Inequality 4.

By and large, in recent years the upper income groups have collected most of the profits from economic growth while everyone else has lived with stagnant incomes. How much effect in monetary terms has that monopolization of growth had? According to one calculation, if the top one-percent still received the same share of income that they received in 1979, then every other family could have received a cheque for $7,105.[1]

However, compare this with another form of inequality. If incomes have stagnated for most people, so has educational attainment.          In 1900, about 11 percent of Americans aged 14 to 17 attended high school. By 1950, 75 percent of that age group attended high school. That was about double the European rate. The G.I. Bill (1944) carried the American lead forward into college education by financing college education for veterans (among other things). Then something started to go wrong in the 1970s. Male graduation rates for four-year colleges began to decline. Essentially, women have taken up the slack in educational attainment. Unfortunately, this coincided with the decline in heavy industry that paid good wages for people without a college education.

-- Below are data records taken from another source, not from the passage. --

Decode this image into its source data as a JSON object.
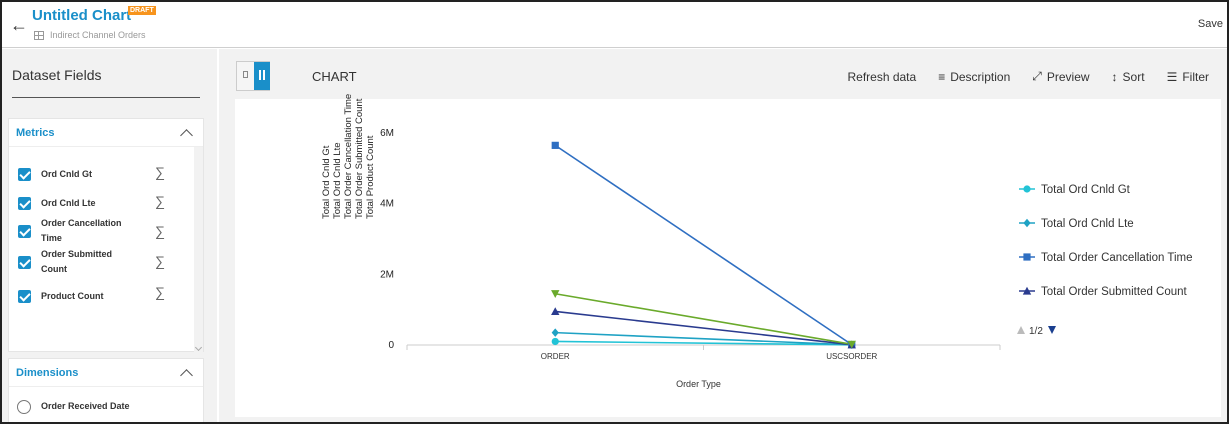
{
  "header": {
    "title": "Untitled Chart",
    "badge": "DRAFT",
    "dataset": "Indirect Channel Orders",
    "save_label": "Save"
  },
  "left_panel": {
    "title": "Dataset Fields",
    "metrics": {
      "label": "Metrics",
      "items": [
        {
          "label": "Ord Cnld Gt",
          "checked": true
        },
        {
          "label": "Ord Cnld Lte",
          "checked": true
        },
        {
          "label": "Order Cancellation Time",
          "checked": true
        },
        {
          "label": "Order Submitted Count",
          "checked": true
        },
        {
          "label": "Product Count",
          "checked": true
        }
      ]
    },
    "dimensions": {
      "label": "Dimensions",
      "items": [
        {
          "label": "Order Received Date",
          "selected": false
        }
      ]
    }
  },
  "main": {
    "view_label": "CHART",
    "toolbar": {
      "refresh": "Refresh data",
      "description": "Description",
      "preview": "Preview",
      "sort": "Sort",
      "filter": "Filter"
    }
  },
  "chart_data": {
    "type": "line",
    "categories": [
      "ORDER",
      "USCSORDER"
    ],
    "xlabel": "Order Type",
    "ylabel_lines": [
      "Total Ord Cnld Gt",
      "Total Ord Cnld Lte",
      "Total Order Cancellation Time",
      "Total Order Submitted Count",
      "Total Product Count"
    ],
    "ylim": [
      0,
      6000000
    ],
    "yticks": [
      {
        "value": 0,
        "label": "0"
      },
      {
        "value": 2000000,
        "label": "2M"
      },
      {
        "value": 4000000,
        "label": "4M"
      },
      {
        "value": 6000000,
        "label": "6M"
      }
    ],
    "series": [
      {
        "name": "Total Ord Cnld Gt",
        "values": [
          100000,
          5000
        ],
        "color": "#22c3d6",
        "marker": "circle"
      },
      {
        "name": "Total Ord Cnld Lte",
        "values": [
          350000,
          5000
        ],
        "color": "#1fa2c4",
        "marker": "diamond"
      },
      {
        "name": "Total Order Cancellation Time",
        "values": [
          5650000,
          10000
        ],
        "color": "#2f6fc2",
        "marker": "square"
      },
      {
        "name": "Total Order Submitted Count",
        "values": [
          950000,
          8000
        ],
        "color": "#2a3b8f",
        "marker": "triangle"
      },
      {
        "name": "Total Product Count",
        "values": [
          1450000,
          20000
        ],
        "color": "#6aaa2b",
        "marker": "triangle-down"
      }
    ],
    "legend": {
      "placement": "right",
      "visible_count": 4,
      "page_label": "1/2"
    }
  }
}
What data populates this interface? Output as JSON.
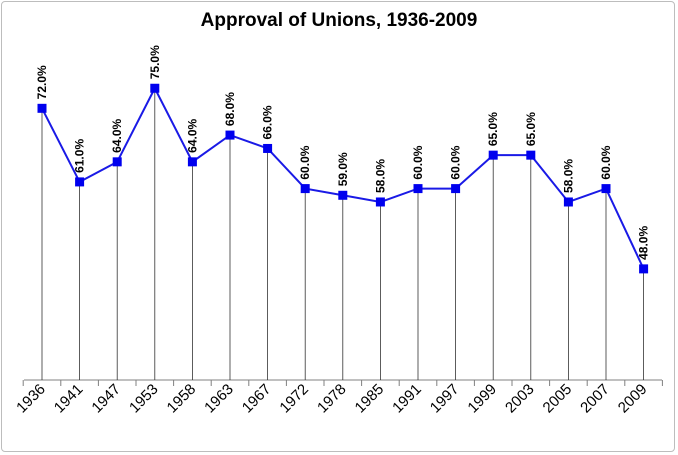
{
  "chart_data": {
    "type": "line",
    "title": "Approval of Unions, 1936-2009",
    "xlabel": "",
    "ylabel": "",
    "categories": [
      "1936",
      "1941",
      "1947",
      "1953",
      "1958",
      "1963",
      "1967",
      "1972",
      "1978",
      "1985",
      "1991",
      "1997",
      "1999",
      "2003",
      "2005",
      "2007",
      "2009"
    ],
    "series": [
      {
        "values": [
          72.0,
          61.0,
          64.0,
          75.0,
          64.0,
          68.0,
          66.0,
          60.0,
          59.0,
          58.0,
          60.0,
          60.0,
          65.0,
          65.0,
          58.0,
          60.0,
          48.0
        ],
        "labels": [
          "72.0%",
          "61.0%",
          "64.0%",
          "75.0%",
          "64.0%",
          "68.0%",
          "66.0%",
          "60.0%",
          "59.0%",
          "58.0%",
          "60.0%",
          "60.0%",
          "65.0%",
          "65.0%",
          "58.0%",
          "60.0%",
          "48.0%"
        ],
        "color": "#1a1ae6",
        "marker_color": "#0000ee"
      }
    ],
    "ylim": [
      40,
      80
    ],
    "grid": false,
    "legend": "none",
    "drop_lines": true,
    "axis_color": "#808080"
  }
}
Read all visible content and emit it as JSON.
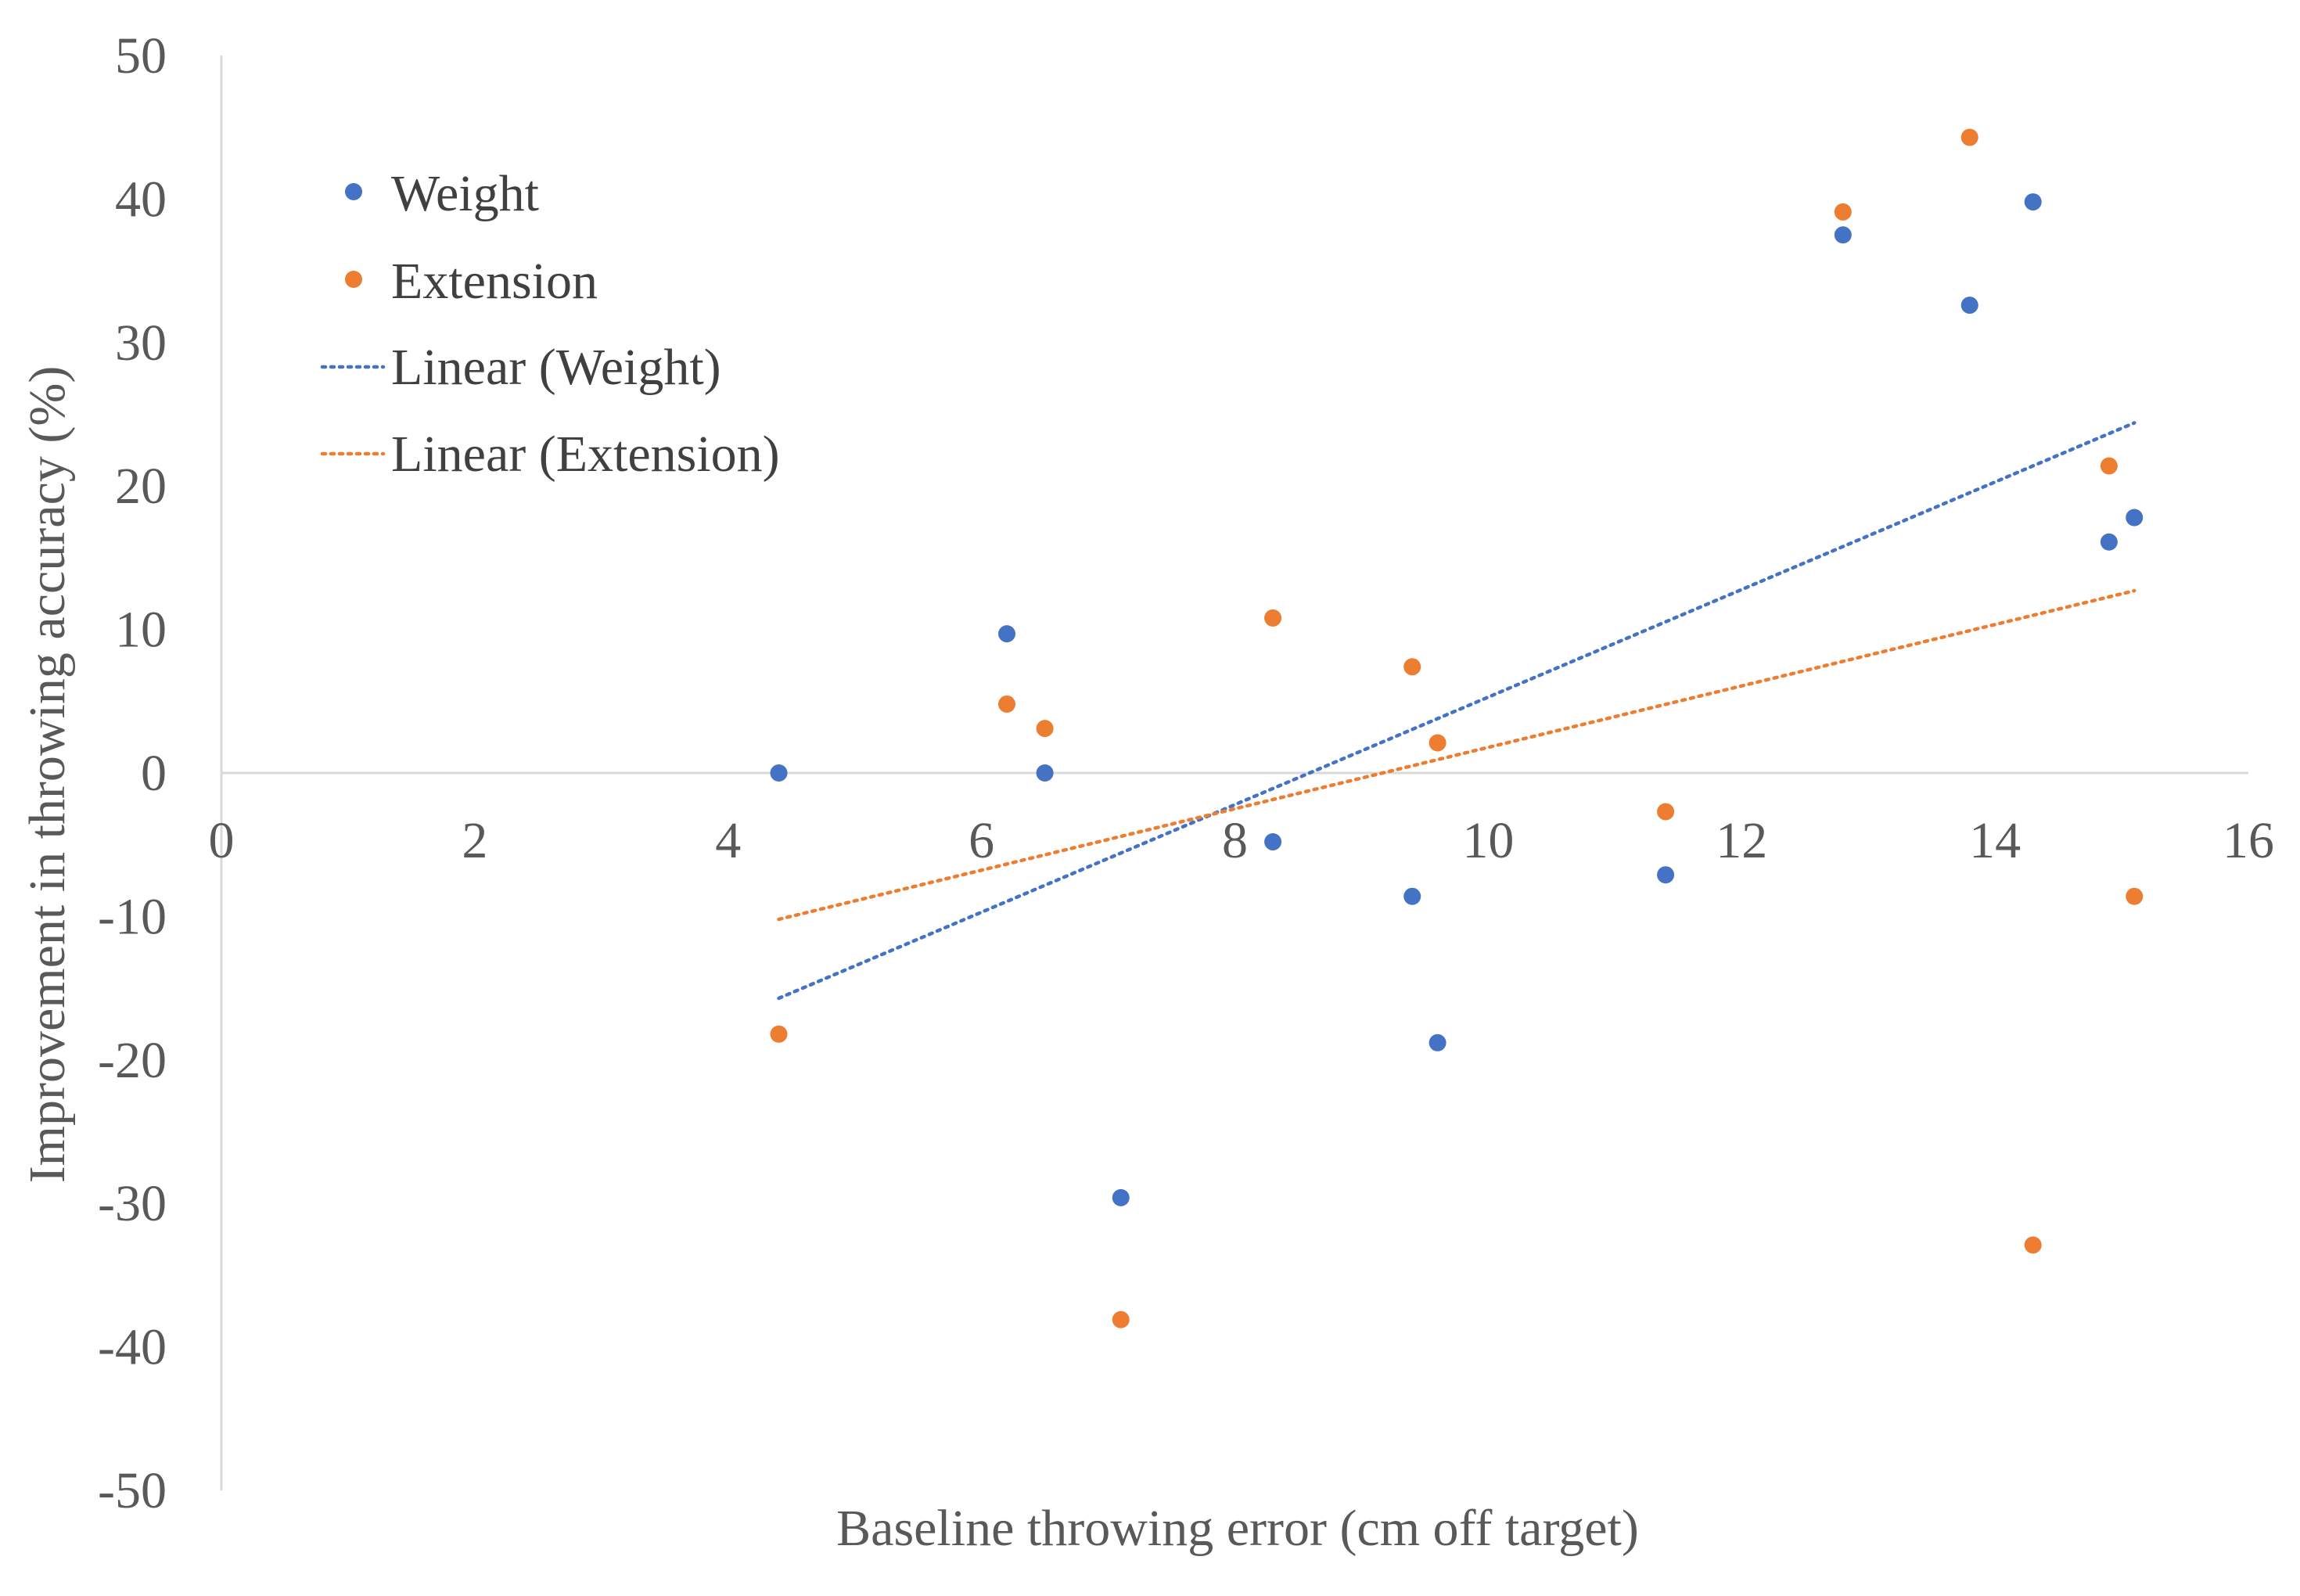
{
  "chart_data": {
    "type": "scatter",
    "title": "",
    "xlabel": "Baseline throwing error (cm off target)",
    "ylabel": "Improvement in throwing accuracy (%)",
    "xlim": [
      0,
      16
    ],
    "ylim": [
      -50,
      50
    ],
    "x_ticks": [
      0,
      2,
      4,
      6,
      8,
      10,
      12,
      14,
      16
    ],
    "y_ticks": [
      50,
      40,
      30,
      20,
      10,
      0,
      -10,
      -20,
      -30,
      -40,
      -50
    ],
    "grid": false,
    "legend_position": "top-left",
    "series": [
      {
        "name": "Weight",
        "color": "#4472C4",
        "points": [
          {
            "x": 4.4,
            "y": 0
          },
          {
            "x": 6.2,
            "y": 9.7
          },
          {
            "x": 6.5,
            "y": 0
          },
          {
            "x": 7.1,
            "y": -29.6
          },
          {
            "x": 8.3,
            "y": -4.8
          },
          {
            "x": 9.4,
            "y": -8.6
          },
          {
            "x": 9.6,
            "y": -18.8
          },
          {
            "x": 11.4,
            "y": -7.1
          },
          {
            "x": 12.8,
            "y": 37.5
          },
          {
            "x": 13.8,
            "y": 32.6
          },
          {
            "x": 14.3,
            "y": 39.8
          },
          {
            "x": 14.9,
            "y": 16.1
          },
          {
            "x": 15.1,
            "y": 17.8
          }
        ]
      },
      {
        "name": "Extension",
        "color": "#ED7D31",
        "points": [
          {
            "x": 4.4,
            "y": -18.2
          },
          {
            "x": 6.2,
            "y": 4.8
          },
          {
            "x": 6.5,
            "y": 3.1
          },
          {
            "x": 7.1,
            "y": -38.1
          },
          {
            "x": 8.3,
            "y": 10.8
          },
          {
            "x": 9.4,
            "y": 7.4
          },
          {
            "x": 9.6,
            "y": 2.1
          },
          {
            "x": 11.4,
            "y": -2.7
          },
          {
            "x": 12.8,
            "y": 39.1
          },
          {
            "x": 13.8,
            "y": 44.3
          },
          {
            "x": 14.3,
            "y": -32.9
          },
          {
            "x": 14.9,
            "y": 21.4
          },
          {
            "x": 15.1,
            "y": -8.6
          }
        ]
      }
    ],
    "trendlines": [
      {
        "name": "Linear (Weight)",
        "color": "#4472C4",
        "style": "dotted",
        "x": [
          4.4,
          15.1
        ],
        "y": [
          -15.7,
          24.4
        ]
      },
      {
        "name": "Linear (Extension)",
        "color": "#ED7D31",
        "style": "dotted",
        "x": [
          4.4,
          15.1
        ],
        "y": [
          -10.2,
          12.7
        ]
      }
    ]
  }
}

The educational differential both is and isn’t generational. Of Americans born between 1950 and 1959, 42 percent have a college degree. Of Americans born between 1980 and 1989, 44 percent have a college degree. However, only 30 percent of Americans reach a higher level of education than did their parents. Among 25-34 year-olds, 20 percent of men and 27 percent of women have made the big jump from parents who didn’t finish high school to having a college degree.

The differential is linked to social class. From the mid-1970s and the mid-1990s, college graduation rates for those in the top 25 percent of income groups rose from 36 percent to 54 percent; rates for those in the bottom 25 percent rose only from 5 percent to 9 percent. Between the early 1980s and the early 2000s, college attendance rates for people from the top 25 percent of income groups rose to be 15 to 25 percent higher than for those in the bottom 25 percent.

Why do these figures matter? They matter because, on average, Americans with a college degree are paid 74 percent more than those with only a high school degree. Between 1979 and 2012, the difference between the incomes of families headed by college graduates and families headed by high-school graduates grew by $30,000.

Education isn’t working as a vehicle for social mobility. It is starting to do the opposite.

The causes of this stagnation are complex. For one thing, middle class students go to much better schools than do lower class students. The middle class students come out less unprepared for college than do lower class students, usually markedly less unprepared. For another thing, college costs more in the United States than it does most places, and cuts in already inadequate support for public colleges have thrown even more of a burden on families.

If you think that a BA or more makes for a highly skilled work force, then expanding the percentage of Americans who are college graduates is vital for improving the quality of the American work force. If you think that international competitiveness in a globalized economy is vital for American prosperity, then improving the quality of the American labor force is essential.

Which of these two forms of inequality is worse for the country? This isn’t an attempt to divert attention from one form of inequality on behalf of the “one-percent.” It is an effort to get people to pay attention to complex fundamental problems.

[1] Eduardo Porter, “”Equation Is Simple: Education = Income,” NYT, 11 September 2014.